Belki bu denli üzülmeme, kızmama bir anlam veremiştin. Her zaman ki, gibi

davranıyordun oysa. İşte asıl mesele de buydu başımın tacı sevgili meleğim.

Asıl mesele de, ben her şeyin tam da farklı olduğunu düşündüğüm bir zaman

sen ortalarda yoktun. Günlerin, böylesine uzun saatlerin, hatta saniyelerin

gözümde ne çok büyüdüğünü bir düşün. Peş peşe yarım kalan

konuşmalarımız vardı ve sen halen aramıyordun.

Öyle bir noktaya geldim ki, bedenim, beynim kilitlendi.

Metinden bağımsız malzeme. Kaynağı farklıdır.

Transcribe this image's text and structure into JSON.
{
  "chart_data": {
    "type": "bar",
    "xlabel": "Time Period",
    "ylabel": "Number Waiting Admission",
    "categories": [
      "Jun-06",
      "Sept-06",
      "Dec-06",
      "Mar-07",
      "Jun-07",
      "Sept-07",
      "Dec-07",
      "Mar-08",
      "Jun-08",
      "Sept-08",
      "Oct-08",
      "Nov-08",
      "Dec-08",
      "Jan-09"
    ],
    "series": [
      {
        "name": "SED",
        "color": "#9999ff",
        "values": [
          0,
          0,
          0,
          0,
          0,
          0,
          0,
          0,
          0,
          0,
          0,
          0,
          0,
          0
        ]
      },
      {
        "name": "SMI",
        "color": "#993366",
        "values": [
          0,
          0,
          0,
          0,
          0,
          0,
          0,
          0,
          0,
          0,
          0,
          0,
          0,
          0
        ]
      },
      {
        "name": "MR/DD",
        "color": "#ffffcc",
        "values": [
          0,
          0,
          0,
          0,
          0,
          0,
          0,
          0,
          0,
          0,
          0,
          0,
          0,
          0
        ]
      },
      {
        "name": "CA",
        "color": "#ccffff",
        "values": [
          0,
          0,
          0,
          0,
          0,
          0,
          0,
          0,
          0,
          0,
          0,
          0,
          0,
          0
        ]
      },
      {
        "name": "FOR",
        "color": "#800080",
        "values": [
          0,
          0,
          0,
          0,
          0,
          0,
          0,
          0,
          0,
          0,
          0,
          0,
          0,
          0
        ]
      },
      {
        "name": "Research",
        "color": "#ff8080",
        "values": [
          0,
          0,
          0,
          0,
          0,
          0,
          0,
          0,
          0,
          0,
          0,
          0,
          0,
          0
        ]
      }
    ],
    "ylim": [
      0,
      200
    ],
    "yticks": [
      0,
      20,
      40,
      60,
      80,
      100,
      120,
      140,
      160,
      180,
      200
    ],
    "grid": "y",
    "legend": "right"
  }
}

İçimde yıllardır gizlediğim arzular daha bir derinden dillendi.

Ben kendime mani olamamaya başladım. Senin için neyin önemli,

yada önemsiz olduğunu sözüm ona seni senden iyi tanıyan hani

numerolojini, psikolojini, biyolojini senden iyi bilen ben ne seni ne kendimi

çözemiyordum. İçimde bir acı, bir derin yara beynime hücum ediyordu

adeta. Hayalimdeki bütün fotoğraflar birbiriyle çelişmeye başlamıştı.

Tüm yaşananları an be an düşünüyordum. Yanılmış olabileceğim sonucuna

varamıyordum varmasına da artık içim hiç bir şeyi de alamaz duruma

gelmişti. Sonunda vücudum bu ağır yükü kaldıramadı. Günlerce kendimi

kendi dünyama kapatıp ne gözüm kimseyi görsün, ne de kulağım senin

dışında bir sesi duysun istemiyordu. Ben artık seni de isteyip

istemediğimi bilemiyordum. Beynim, bedenim, yüreğim zonkluyordu.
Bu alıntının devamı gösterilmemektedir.